Actually we also traveled a bit by bicycle, trying to learn what could be the best of both worlds, in our view. Motorcycles are fantastic because there is almost no place that cannot be explored like that. The journey becomes limitless. But they also require expert and sometimes expensive maintenance (if you push them hard enough), and crossing borders demands time and further costs. If something bad occurs, like a major technical breakdown, a local political crisis, or say a visa being denied, you may find yourself stuck. Bicycles are still able to expand your horizon, even if a a smaller level. Meaning that not all terrain can be tackled by bicycle, and that being powered by your own human resources translates into more time on the road. At the same time cycling is very liberating and deeply personal. You learn to know and accept your own limits, rather than push them. We honestly love both types of travel, you know what they say: 4 wheels move the body, but 2 wheels move the spirit.
How many miles have you put on your bikes?
55,000 kms around Africa alone and about 25,000kms in Central Asia, if we are talking only about motorcycling.
What is the best place you have taken them?
As time passes we find it harder to reduce our favourites to a shortlist, but we’ll give it a try.
In Africa: Nigeria, Congo Kinshasa, Namibia, Sudan, Tanzania
In Central Asia and Europe: Tajikistan, Mongolia, East Siberia (region) and Tuva Republic in Russia, Georgia
In Middle East: Oman.
Is there just one?
Not really, and the list of places we long to return to also grows longer.
Favorite road you’ve ridden?
The Wakhan Corridor between Tajikistan and Afghanistan is incredible. Also the Eastern B.A.M. track in Russia is a once-in-a-lifetime ride.
In one word, what describes your approach to life?
Becoming better humans (more aware of who we are and what exists out there, of the deep connection between all things, more respectful to other cultures, better equipped to serve when the time comes).
If you could give a person one piece of advice when thinking about living off of a bike, what would you tell them?

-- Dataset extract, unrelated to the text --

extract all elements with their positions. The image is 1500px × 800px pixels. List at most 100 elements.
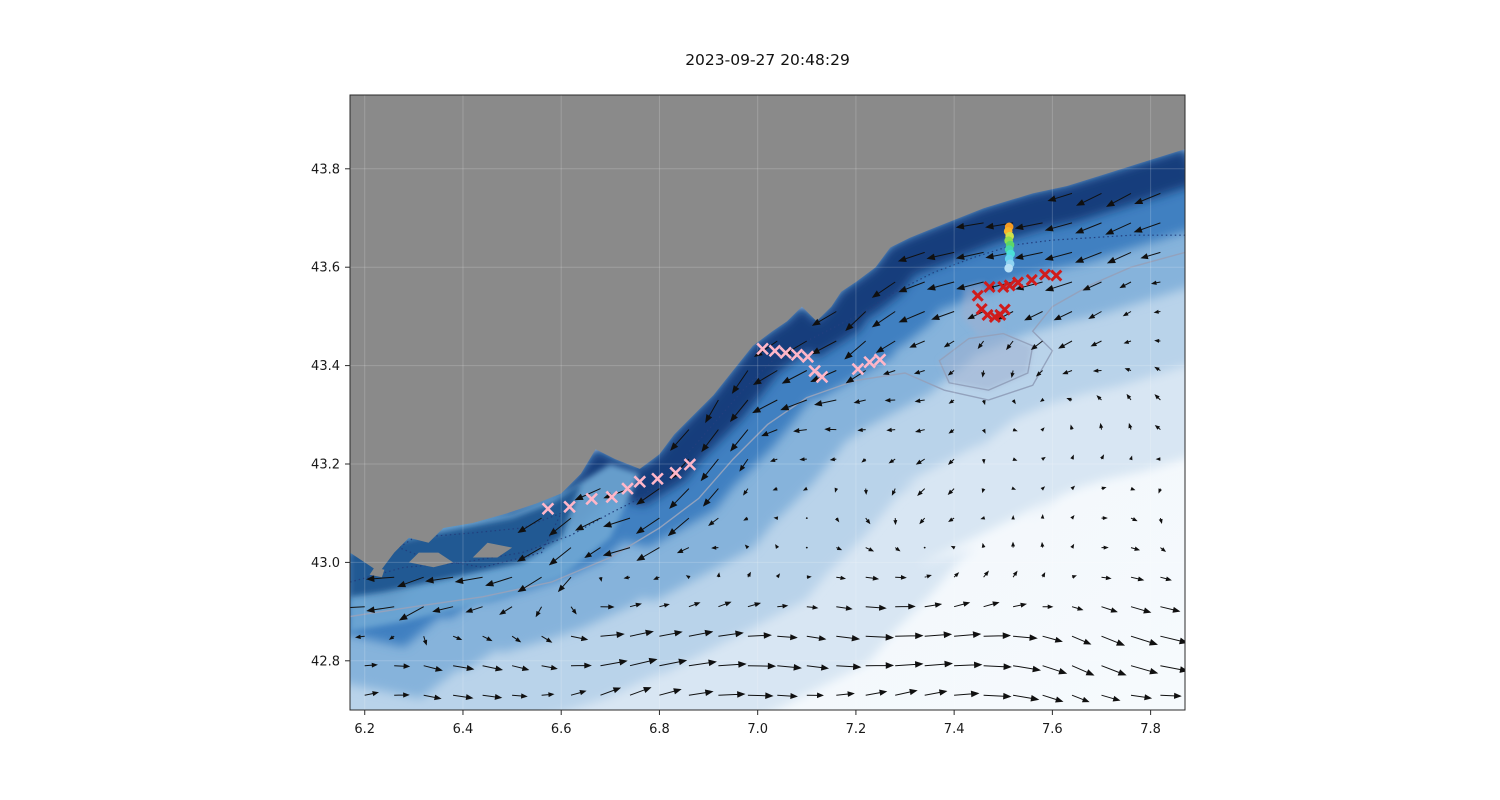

Well, we could not say that we are living off our bikes, but we do live in a sort of symbiosis with them when we are on the road. We could say: care for your vehicle as it is your friend, and trust them. It is your choice to invest emotionally in your vehicle or to treat them as a mean to a purpose, but try to take responsibility of that choice.
It takes a special kind of person to recognize that the journey, not the destination, is the point of life. Travelers know this. Was there a point in your life where you became conscious that you were one of those people?
We do not consider ourselves very special, or enlightened in any way, we are still on a learning path not knowing where that may lead. Like many before us, we had to step outside the comfort zone to start that process of learning. Until we felt a little hungry, cold, lost and scared, nothing significant happened, we were just having fun. Things changed a lot for us first in Nigeria, where we had the chance to stay longer and volunteer, which taught us to appreciate time. Then a series of unfortunate events led to us crossing the Democratic Republic of Congo in the middle of a brutal rainy season while being very low on supplies, which taught us to appreciate people. The thing is that there may be a little lesson in the most mundane of things, you just need to keep yourself vulnerable, open.
You have found a strong place in the community of adventure riders. What values do you think your home or family instilled in you, that you take on the road?
The brotherhood of riders, the willingness to offer help without expecting anything in return, and to believe that most people are essentially good.
I admire your outside the box approach to career and home. Do you see yourselves as people who took a leap of faith to live in an unconventional way or do you think it kind of just happened?
Thanks! For us it was a leap of faith, definitely.
Where do you want to go next?
We are planning to explore the continents we haven’t been to yet (the Americas, Australia), hopefully to return to Africa, our big love, and to continue to make a living from our design and writing.